Oppenheim's thoughts and diary of August 1944 tells of her anguish and activities:

"The unspeakable horror of the news slowly invaded my being, wracking every part of my body . . . I went to the Red Cross and got bad news. The last train had left France for Germany with Henry . . .

"A publishing house gives me orders for greeting cards. My hands are stiff from cold and rheumatism, but I draw several dozens for them . . .

"I return to Paris. My hands, feet and legs are frostbitten . . . Every day I go to Porte d'Orleans to look for Henry . . . Lists are posted. Never Henry's name."

A New Year--1945. The Paris Daily Telegraph took Oppenheim's first post-war sketches.

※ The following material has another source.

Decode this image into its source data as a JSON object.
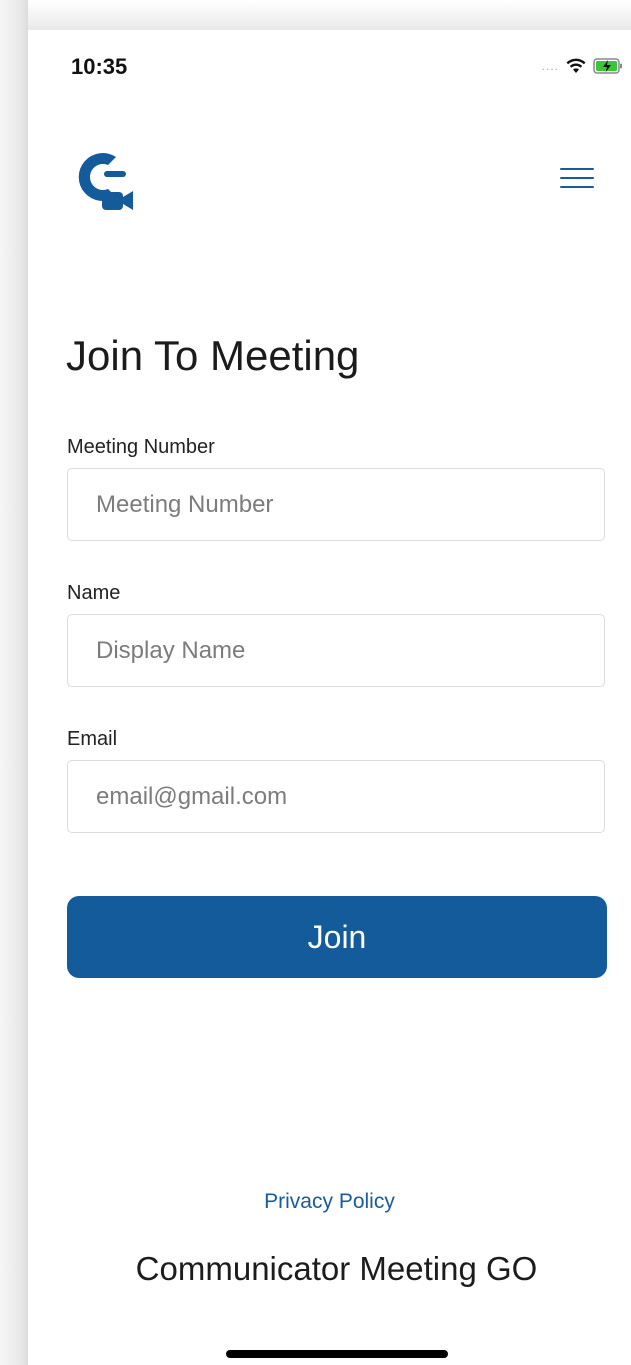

She again sketched the new showings at the famous fashion houses. London's Daily Telegraph and Daily Express published them.

Later that year, her visa for Palestine arrived. She traveled with other Jewish survivors of the Holocaust to Haifa.

"I did not want to be idle," Oppenheim comments. "The Palestine Post, in Jerusalem, published my fashion drawings.

In the next 16 years her art captured people and their culture in Israel, the United States, Turkey, Greece, Thailand, Vietnam, and South Africa.

Her works hang in the exhibition halls of Israel, New York, Washington, D.C., Turkey, and Thailand, as well as in many private galleries and homes.

Oppenheim has many stories of the time she spent with the wealthy, powerful and influential.

Haile Selassie, the Ethiopian emperor, proposed marriage during his sketch. Oppenheim recalls Selassie saying: "I have watched you for a long time. The Abyssinians are related to the Jews through the Queen of Sheba. You should be my wife. I would like many children, the color of milk coffee." Says Oppenheim, "I was embarrassed. . . I refused the marriage proposal."

On Moshe Dayan, the Israeli leader: "Moshe Dayan was cross with me for drawing the side of his face with the eye patch. 'Why didn't you do my other side,' he asked after he saw the sketch."

Author Saul Bellow, in a display of vanity common to many men Oppenheim sketched, wanted Oppenheim to make sure all his wrinkles didn't show in the sketch. Bellow told Oppenheim, "Don't draw all my face lines."

Paul Flandin, the French minister for transportation, was on the telephone while Oppenheim sketched. "Once he looked up and said, 'My conversation is personal. It is not meant for your ears.' After I finished I didn't know if I should get up and leave or not, so I sat and sat fidgeting for over an hour while he completed his telephone conversation."

On English writer Arthur Koestler: "He looked fierce, mean and serious. His blond wife was very sweet and smiling. They didn't seem to fit together."

Oppehheim came to Palo Alto from Israel in 1977 after she married Erich Schatzki, who had been invited to teach at Stanford on a two-year program. The couple decided to stay. Today, Oppenheim lives with her adopted daughter, Michelle Silver, her son-in-law, and two of her grand children, Eric, 3, and Julia, eight months.

"I still paint and sketch. I adored my work for the press. I was proud that I could meet so many outstanding personalities. The short contact with them enriched my life, since, by drawing them I could catch some of the brilliance they reflected, and keep a fleeting moment of their lives in the folders of my collection."